The following forms are illustrative of pleadings and papers commonly used by parties in rate review proceedings and should be used wherever possible and, if necessary, adapted to the facts in the proceeding and the needs of the party using the forms:
IN RE THE APPLICATION OF ____________ [ ] (Hospitals) | BEFORE THE MARYLAND HEALTH SERVICES COST REVIEW COMMISSION DOCKET: __________________________________________________ PAGE: ____________________________________________________ PROCEEDING NO.: __________________________________________ |
HEALTH SERVICES COST REVIEW COMMISSION PUBLIC NOTICE RATE PROCEEDING OF (specify type of application) __________ (name of hospital) (reference to proceeding)
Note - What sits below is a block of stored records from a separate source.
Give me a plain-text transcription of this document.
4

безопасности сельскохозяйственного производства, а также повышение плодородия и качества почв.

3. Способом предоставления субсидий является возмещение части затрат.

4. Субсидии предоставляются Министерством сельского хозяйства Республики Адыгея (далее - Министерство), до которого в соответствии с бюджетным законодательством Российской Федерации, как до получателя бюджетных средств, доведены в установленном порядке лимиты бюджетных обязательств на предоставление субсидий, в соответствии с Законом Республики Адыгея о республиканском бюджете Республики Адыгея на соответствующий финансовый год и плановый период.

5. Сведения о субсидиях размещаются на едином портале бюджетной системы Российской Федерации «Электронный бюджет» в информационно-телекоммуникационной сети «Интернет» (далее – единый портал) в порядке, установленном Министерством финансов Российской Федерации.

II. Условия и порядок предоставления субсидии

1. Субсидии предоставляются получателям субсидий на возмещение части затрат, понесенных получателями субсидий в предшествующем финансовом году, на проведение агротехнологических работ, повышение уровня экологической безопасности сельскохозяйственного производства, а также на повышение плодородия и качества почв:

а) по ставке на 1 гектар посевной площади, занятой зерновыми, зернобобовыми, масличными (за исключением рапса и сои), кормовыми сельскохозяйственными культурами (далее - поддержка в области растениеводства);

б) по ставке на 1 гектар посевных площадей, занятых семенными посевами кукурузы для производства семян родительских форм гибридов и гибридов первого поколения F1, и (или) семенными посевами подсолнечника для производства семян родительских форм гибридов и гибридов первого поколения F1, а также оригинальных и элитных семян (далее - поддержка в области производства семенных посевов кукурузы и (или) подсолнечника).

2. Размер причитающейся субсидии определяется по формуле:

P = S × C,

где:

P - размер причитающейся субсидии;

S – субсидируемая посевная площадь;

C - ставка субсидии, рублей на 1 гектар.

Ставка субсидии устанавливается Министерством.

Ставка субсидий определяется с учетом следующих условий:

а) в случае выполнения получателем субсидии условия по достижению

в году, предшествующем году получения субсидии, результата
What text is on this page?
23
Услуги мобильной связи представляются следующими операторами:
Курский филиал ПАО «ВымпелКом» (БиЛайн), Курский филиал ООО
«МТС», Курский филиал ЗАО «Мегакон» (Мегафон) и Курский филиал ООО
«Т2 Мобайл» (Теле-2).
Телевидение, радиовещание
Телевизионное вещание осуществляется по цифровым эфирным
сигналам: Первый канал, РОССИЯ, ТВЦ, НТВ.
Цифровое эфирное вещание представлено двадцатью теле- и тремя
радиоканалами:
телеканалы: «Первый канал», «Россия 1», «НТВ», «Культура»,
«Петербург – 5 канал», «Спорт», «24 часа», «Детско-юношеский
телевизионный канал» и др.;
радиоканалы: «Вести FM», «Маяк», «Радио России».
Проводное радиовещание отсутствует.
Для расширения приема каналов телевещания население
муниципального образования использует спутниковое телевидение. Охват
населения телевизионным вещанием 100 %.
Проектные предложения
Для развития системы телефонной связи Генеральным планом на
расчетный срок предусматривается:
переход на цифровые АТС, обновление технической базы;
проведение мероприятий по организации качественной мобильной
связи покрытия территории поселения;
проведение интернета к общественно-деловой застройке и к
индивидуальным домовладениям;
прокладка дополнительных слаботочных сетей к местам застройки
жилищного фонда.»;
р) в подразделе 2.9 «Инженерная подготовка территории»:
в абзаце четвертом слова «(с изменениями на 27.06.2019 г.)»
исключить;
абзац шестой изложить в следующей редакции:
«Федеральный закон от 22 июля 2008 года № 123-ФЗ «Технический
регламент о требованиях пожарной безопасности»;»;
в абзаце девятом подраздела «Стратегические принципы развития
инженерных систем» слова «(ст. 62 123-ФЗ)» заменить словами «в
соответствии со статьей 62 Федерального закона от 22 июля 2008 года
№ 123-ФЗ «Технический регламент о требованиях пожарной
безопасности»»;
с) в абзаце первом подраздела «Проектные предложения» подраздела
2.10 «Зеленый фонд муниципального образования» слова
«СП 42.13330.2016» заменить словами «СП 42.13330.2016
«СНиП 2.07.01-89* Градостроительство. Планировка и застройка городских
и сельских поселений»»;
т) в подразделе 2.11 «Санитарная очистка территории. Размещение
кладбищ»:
PUBLIC NOTICE is hereby given that (specify type of application) has been filed (by-concerning) (name of hospital) before the Health Services Cost Review Commission in regard to the following rates or rate components:
(Specify services and old and new rates or rate components.)
Further notice shall be given when or if a public or general hearing is held.
The file of this application is available for public inspection at the offices of the Commission, 4160 Patterson Avenue, Baltimore, Maryland 21215, during regular business hours.
HEALTH SERVICES COST REVIEW COMMISSION
PUBLIC NOTICE OF PUBLIC HEARING HEALTH SERVICES COST REVIEW COMMISSION RATE PROCEEDING OF (specify type of application) __________ (name of hospital) (reference to proceeding)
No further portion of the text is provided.